Butterflies and Mudslides

It’s pouring outside my window— that kind of rare, steady rain that has every sign of settling in for the duration. Rainy days like this one are wonderful for calling in sick, ignoring the housework, and hunkering down with a good book. This fall I’ve been enjoying Barbara Kingsolver’s novel Flight Behavior.

Kingsolver has written one of my favorite books, a nonfiction account of her family’s life on a small farm in Virginia. Animal, Vegetable, Miracle: A Year of Food Life is one of the best arguments I’ve read for eating local food and growing your own. Flight Behavior came out last year and was tagged almost immediately as a novel about climate change. I’m not crazy about “message” books—I just like a good story, great characters, and a plot that keeps me turning pages, and this book has all three. But it also has an environmental edge that cannot be ignored, as well as a critique of self-satisfied Christian faith.

The story takes place in Tennessee, in the mountains of Appalachia, centering on the life of a young wife and mother named Dellarobia. When the book opens, the weather has been strangely mild for winter, and rain has been falling for months—so much, in fact, that eroding hillsides have dissolved into the hollows, uprooting trees and endangering lives.

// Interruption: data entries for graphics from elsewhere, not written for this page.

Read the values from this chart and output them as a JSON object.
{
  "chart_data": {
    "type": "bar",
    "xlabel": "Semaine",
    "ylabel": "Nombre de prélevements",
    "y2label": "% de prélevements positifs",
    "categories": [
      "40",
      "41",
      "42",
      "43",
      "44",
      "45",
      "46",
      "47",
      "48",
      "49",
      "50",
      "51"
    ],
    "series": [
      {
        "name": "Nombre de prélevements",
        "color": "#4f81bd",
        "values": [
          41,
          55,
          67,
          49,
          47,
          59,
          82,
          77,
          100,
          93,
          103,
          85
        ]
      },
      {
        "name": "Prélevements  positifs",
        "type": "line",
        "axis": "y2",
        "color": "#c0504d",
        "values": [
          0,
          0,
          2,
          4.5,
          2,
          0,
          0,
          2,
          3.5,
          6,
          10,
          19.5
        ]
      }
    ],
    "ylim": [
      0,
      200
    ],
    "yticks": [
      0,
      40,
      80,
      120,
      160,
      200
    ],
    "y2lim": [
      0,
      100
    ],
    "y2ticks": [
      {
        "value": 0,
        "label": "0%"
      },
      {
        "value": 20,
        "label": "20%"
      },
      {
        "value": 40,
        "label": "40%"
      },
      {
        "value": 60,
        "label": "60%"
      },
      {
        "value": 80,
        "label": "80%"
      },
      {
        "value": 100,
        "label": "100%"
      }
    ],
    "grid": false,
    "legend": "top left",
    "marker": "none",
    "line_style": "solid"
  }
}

When we meet her, Dellarobia is headed up the mountain on a fool’s errand (a meeting with a man who is not her husband) when she is stopped by an amazing sight. Monarch butterflies cover the hillsides, coating the trees by the hundreds of thousands. Kingsolver’s luminous descriptions of these winged creatures are the best parts of the book. Word travels fast in the close-knit community. Dellarobia’s in-laws and their fervent, non-denominational church body are convinced it’s a miracle. The world begins to arrive on Dellarobia’s doorstep, including curious onlookers, scientists, and the press. Her family’s isolated existence begins to crack wide open, bringing new opportunities and discoveries as well as conflict between Dellarobia and her husband, Cub, who is content with his life the way it is.

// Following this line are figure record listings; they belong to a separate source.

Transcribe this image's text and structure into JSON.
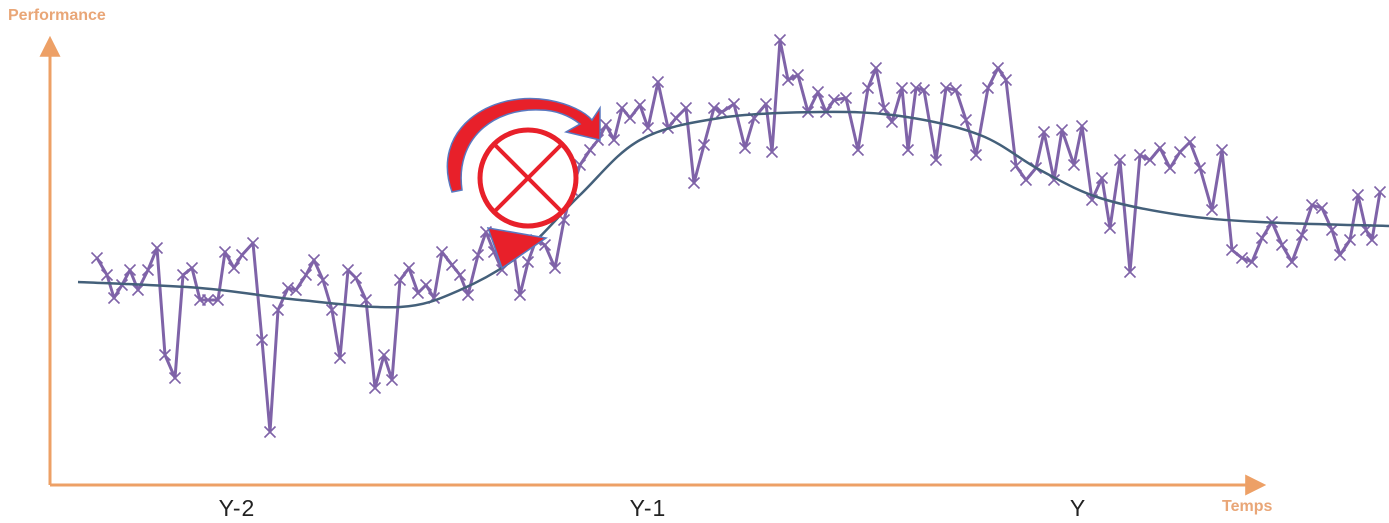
{
  "chart_data": {
    "type": "line",
    "ylabel": "Performance",
    "xlabel": "Temps",
    "xlim": [
      0,
      134
    ],
    "ylim": [
      0,
      90
    ],
    "xticks": [
      {
        "value": 18.7,
        "label": "Y-2"
      },
      {
        "value": 59.8,
        "label": "Y-1"
      },
      {
        "value": 102.8,
        "label": "Y"
      }
    ],
    "series": [
      {
        "color": "#7f63a8",
        "markers": true,
        "x": [
          4.7,
          5.7,
          6.4,
          7.2,
          8,
          8.8,
          9.8,
          10.7,
          11.5,
          12.5,
          13.3,
          14.2,
          15,
          15.8,
          16.8,
          17.5,
          18.4,
          19.2,
          20.3,
          21.2,
          22,
          22.8,
          23.8,
          24.6,
          25.6,
          26.4,
          27.3,
          28.2,
          29,
          29.8,
          30.6,
          31.6,
          32.5,
          33.4,
          34.2,
          35,
          35.9,
          36.8,
          37.6,
          38.4,
          39.2,
          40.2,
          41,
          41.8,
          42.8,
          43.6,
          44.4,
          45.2,
          46.2,
          47,
          47.8,
          48.6,
          49.5,
          50.5,
          51.4,
          52.2,
          53,
          54,
          54.8,
          55.6,
          56.4,
          57.2,
          58,
          59,
          59.8,
          60.8,
          61.8,
          62.6,
          63.6,
          64.4,
          65.4,
          66.4,
          67.2,
          68.4,
          69.5,
          70.4,
          71.6,
          72.2,
          73,
          73.8,
          74.8,
          75.8,
          76.8,
          77.6,
          78.4,
          79.6,
          80.8,
          81.8,
          82.6,
          83.4,
          84.2,
          85.2,
          85.8,
          86.6,
          87.4,
          88.6,
          89.6,
          90.6,
          91.6,
          92.6,
          93.8,
          94.8,
          95.6,
          96.6,
          97.6,
          98.6,
          99.4,
          100.4,
          101.2,
          102.4,
          103.2,
          104.2,
          105.2,
          106,
          107,
          108,
          109,
          110,
          111,
          112,
          113,
          114,
          115,
          116.2,
          117.2,
          118.2,
          119.2,
          120.2,
          121.2,
          122.2,
          123.2,
          124.2,
          125.2,
          126.2,
          127.2,
          128.2,
          129,
          130,
          130.8,
          131.6,
          132.2,
          133
        ],
        "values": [
          45.4,
          42,
          37.4,
          40,
          43,
          39,
          43,
          47.4,
          26,
          21.4,
          42,
          43.4,
          37,
          37,
          37,
          46.6,
          43.4,
          46,
          48.4,
          29,
          10.6,
          35,
          39.4,
          39,
          42,
          45,
          41,
          35,
          25.4,
          43,
          41.4,
          37,
          19.4,
          26,
          21,
          41,
          43.4,
          38.4,
          40,
          37.4,
          46.6,
          44,
          42,
          38,
          46,
          50.6,
          46.6,
          43,
          49,
          38,
          44.6,
          49,
          48,
          43.4,
          53,
          59,
          64,
          67,
          69,
          72,
          69,
          75.4,
          73.4,
          76,
          71.4,
          80.6,
          71.4,
          73.4,
          75.4,
          60.4,
          68,
          75.4,
          74.6,
          76.2,
          67.4,
          73.4,
          76.2,
          66.6,
          89,
          81,
          82,
          74.6,
          78.6,
          74.6,
          77,
          77.4,
          67,
          79.4,
          83.4,
          75.4,
          72.6,
          79.4,
          67,
          79.4,
          79,
          65,
          79.4,
          79,
          73,
          66,
          79.4,
          83.4,
          81,
          63.8,
          61,
          63.4,
          70.6,
          61,
          71,
          64,
          71.8,
          57,
          61.4,
          51.4,
          65,
          42.6,
          66,
          65,
          67.4,
          63.4,
          66.6,
          68.6,
          63.4,
          55,
          67,
          47,
          45.4,
          44.6,
          49.4,
          52.6,
          48,
          44.6,
          50,
          56,
          55.4,
          51,
          46,
          49,
          58,
          51,
          49,
          58.6
        ]
      },
      {
        "color": "#44607a",
        "markers": false,
        "smooth": true,
        "x": [
          2.8,
          15,
          25,
          35,
          41,
          47,
          53,
          59,
          67,
          77,
          85,
          93,
          99,
          105,
          113,
          121,
          133.9
        ],
        "values": [
          40.6,
          39.4,
          37,
          35.6,
          39,
          46,
          58,
          69,
          73.4,
          74.6,
          73.8,
          70,
          63,
          57.4,
          54,
          52.6,
          51.8
        ]
      }
    ]
  }
}
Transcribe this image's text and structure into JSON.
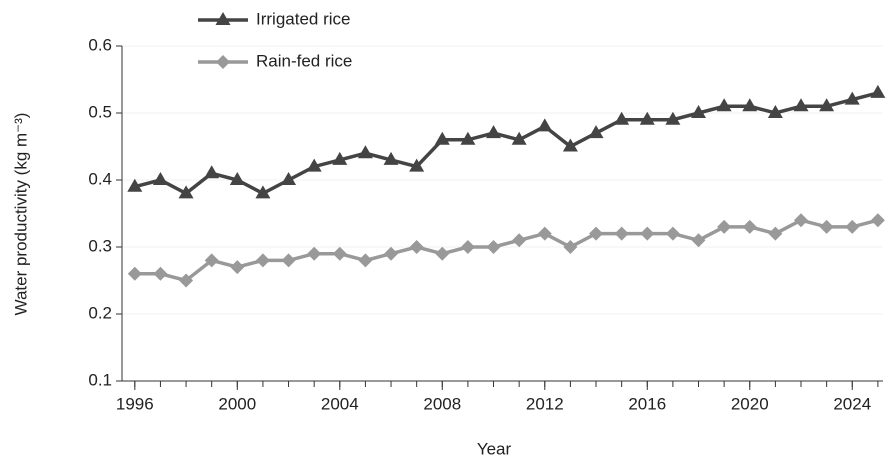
{
  "chart_data": {
    "type": "line",
    "x_label": "Year",
    "y_label": "Water productivity (kg m⁻³)",
    "x": [
      1996,
      1997,
      1998,
      1999,
      2000,
      2001,
      2002,
      2003,
      2004,
      2005,
      2006,
      2007,
      2008,
      2009,
      2010,
      2011,
      2012,
      2013,
      2014,
      2015,
      2016,
      2017,
      2018,
      2019,
      2020,
      2021,
      2022,
      2023,
      2024,
      2025
    ],
    "series": [
      {
        "name": "Irrigated rice",
        "color": "#444444",
        "marker": "triangle",
        "values": [
          0.39,
          0.4,
          0.38,
          0.41,
          0.4,
          0.38,
          0.4,
          0.42,
          0.43,
          0.44,
          0.43,
          0.42,
          0.46,
          0.46,
          0.47,
          0.46,
          0.48,
          0.45,
          0.47,
          0.49,
          0.49,
          0.49,
          0.5,
          0.51,
          0.51,
          0.5,
          0.51,
          0.51,
          0.52,
          0.53
        ]
      },
      {
        "name": "Rain-fed rice",
        "color": "#999999",
        "marker": "diamond",
        "values": [
          0.26,
          0.26,
          0.25,
          0.28,
          0.27,
          0.28,
          0.28,
          0.29,
          0.29,
          0.28,
          0.29,
          0.3,
          0.29,
          0.3,
          0.3,
          0.31,
          0.32,
          0.3,
          0.32,
          0.32,
          0.32,
          0.32,
          0.31,
          0.33,
          0.33,
          0.32,
          0.34,
          0.33,
          0.33,
          0.34
        ]
      }
    ],
    "xlim": [
      1995.5,
      2025.2
    ],
    "xticks": [
      1996,
      2000,
      2004,
      2008,
      2012,
      2016,
      2020,
      2024
    ],
    "ylim": [
      0.1,
      0.6
    ],
    "yticks": [
      0.1,
      0.2,
      0.3,
      0.4,
      0.5,
      0.6
    ],
    "grid": true,
    "legend": "upper-left"
  }
}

In one interesting episode, Dellarobia is visited by a Mexican family who were forced to leave their home and emigrate north for work, ending up in Tennessee. The family had made a decent living in Mexico, guiding tourists to monarch butterfly nesting grounds on their own mountain until climate change and mudslides destroyed the butterflies’ habitat. Though most of the novel is fiction, this part is based on fact: monarch nesting grounds in Mexico have been threatened by mudslides and changing temperatures, threatening the lives of the residents who depend on tourist dollars to make their living. Dellarobia forms a bond with this family, who seem to understand her fascination with the butterflies and her sense of alienation as a woman burdened by curiosity when those around her are only suspicious of outsiders, especially people with education.

The book leaves me full of questions What about the strange and violent weather we’ve been experiencing lately? Is this a realistic projection of the future? Dellarobia and her husband are barely scraping by. They don’t take airplane trips or cruises. They don’t buy expensive gadgets or lots of new clothes. And they don’t drive big cars or live in a big house. In other words, they don’t have the luxury of making lifestyle choices that use up a lot of energy and resources. So what is their responsibility to the planet compared to those who can afford to have all those things?

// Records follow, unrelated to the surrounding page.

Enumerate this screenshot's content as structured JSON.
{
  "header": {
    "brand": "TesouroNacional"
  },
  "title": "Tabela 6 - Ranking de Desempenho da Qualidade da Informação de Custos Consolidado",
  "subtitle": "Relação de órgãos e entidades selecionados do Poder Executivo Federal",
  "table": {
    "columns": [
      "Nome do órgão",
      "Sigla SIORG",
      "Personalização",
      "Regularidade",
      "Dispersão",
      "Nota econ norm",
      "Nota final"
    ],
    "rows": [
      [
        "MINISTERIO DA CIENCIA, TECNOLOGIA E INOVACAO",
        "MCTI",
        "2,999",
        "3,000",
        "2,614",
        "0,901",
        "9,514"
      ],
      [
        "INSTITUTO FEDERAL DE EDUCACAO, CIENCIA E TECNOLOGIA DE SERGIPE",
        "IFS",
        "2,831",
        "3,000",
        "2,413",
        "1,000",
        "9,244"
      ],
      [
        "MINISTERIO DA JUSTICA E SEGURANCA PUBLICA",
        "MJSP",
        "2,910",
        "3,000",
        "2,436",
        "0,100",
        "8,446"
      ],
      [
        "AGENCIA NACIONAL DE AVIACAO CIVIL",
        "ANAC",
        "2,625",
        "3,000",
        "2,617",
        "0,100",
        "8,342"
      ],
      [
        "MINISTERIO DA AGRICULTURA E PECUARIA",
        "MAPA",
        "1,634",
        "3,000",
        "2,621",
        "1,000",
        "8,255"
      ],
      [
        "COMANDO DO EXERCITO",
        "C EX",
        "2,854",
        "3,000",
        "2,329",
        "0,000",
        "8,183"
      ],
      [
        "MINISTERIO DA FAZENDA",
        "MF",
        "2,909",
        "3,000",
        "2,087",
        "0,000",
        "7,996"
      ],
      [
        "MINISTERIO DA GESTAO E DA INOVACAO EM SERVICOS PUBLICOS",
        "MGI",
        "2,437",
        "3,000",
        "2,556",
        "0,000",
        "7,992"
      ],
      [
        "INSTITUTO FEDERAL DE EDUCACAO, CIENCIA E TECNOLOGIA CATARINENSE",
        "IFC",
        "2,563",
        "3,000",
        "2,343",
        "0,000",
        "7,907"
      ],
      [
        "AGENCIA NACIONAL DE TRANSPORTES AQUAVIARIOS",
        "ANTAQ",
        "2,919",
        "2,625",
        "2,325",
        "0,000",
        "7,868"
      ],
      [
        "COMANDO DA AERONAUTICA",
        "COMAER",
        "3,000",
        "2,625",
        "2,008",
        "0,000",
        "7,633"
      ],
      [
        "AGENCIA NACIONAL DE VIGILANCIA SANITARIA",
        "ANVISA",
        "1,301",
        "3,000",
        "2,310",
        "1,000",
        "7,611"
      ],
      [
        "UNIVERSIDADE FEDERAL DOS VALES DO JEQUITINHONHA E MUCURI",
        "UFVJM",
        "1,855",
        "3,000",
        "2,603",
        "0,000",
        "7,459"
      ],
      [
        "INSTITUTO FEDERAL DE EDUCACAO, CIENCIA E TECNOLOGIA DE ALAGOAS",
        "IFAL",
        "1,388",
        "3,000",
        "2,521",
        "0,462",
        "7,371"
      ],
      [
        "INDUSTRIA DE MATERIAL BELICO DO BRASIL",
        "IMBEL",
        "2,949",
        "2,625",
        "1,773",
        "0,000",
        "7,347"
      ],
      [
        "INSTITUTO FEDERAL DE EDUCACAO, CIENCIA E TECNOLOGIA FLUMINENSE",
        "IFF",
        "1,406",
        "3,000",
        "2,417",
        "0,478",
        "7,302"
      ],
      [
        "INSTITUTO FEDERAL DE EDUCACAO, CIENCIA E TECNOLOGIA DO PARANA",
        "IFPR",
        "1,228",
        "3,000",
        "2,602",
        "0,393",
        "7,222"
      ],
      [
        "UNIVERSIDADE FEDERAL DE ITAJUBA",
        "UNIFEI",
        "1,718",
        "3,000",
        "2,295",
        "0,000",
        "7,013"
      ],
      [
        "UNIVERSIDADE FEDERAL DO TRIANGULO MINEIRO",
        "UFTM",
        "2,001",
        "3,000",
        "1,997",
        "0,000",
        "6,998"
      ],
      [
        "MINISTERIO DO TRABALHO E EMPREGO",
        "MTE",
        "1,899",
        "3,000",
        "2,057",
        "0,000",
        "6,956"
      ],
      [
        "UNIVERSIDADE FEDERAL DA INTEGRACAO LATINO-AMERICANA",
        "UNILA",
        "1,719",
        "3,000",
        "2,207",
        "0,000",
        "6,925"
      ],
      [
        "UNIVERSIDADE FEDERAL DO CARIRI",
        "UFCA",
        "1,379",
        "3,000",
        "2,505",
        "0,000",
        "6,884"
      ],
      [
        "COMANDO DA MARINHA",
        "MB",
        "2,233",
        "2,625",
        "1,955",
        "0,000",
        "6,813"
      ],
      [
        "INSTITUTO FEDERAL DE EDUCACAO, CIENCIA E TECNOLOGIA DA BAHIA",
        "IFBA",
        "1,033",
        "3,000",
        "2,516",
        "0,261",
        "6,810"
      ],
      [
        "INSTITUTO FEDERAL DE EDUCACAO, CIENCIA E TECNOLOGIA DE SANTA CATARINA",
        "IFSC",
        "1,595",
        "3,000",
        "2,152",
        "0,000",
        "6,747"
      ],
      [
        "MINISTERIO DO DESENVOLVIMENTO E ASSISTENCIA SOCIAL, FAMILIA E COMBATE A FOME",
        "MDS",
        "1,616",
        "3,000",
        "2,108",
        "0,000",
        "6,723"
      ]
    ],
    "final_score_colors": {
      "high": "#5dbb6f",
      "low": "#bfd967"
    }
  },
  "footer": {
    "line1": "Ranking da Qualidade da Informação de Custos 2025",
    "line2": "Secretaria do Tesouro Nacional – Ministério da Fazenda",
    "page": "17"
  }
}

The descriptions of Dellarobia’s church made me chuckle but also squirm. It’s one of those modern churches with a coffee shop, complete with a closed-captioned telecast of the service going on upstairs, in case you’d rather sip your espresso and just watch from a booth. The pastor is a young man with new ideas, but Dellarobia’s family’s faith is characterized by the ancient boundaries of family and clan that crisscross their mountain community.

There’s more to the book than just those issues—the characters, especially Dellarobia, have stayed with me even after I finished the book. Getting to know fictional characters who are dealing with drastic situations brings a dry subject like weather and climate a bit closer to home. Enjoy the story, but spare a few moments to think about the consequences of our actions and the future of our planet.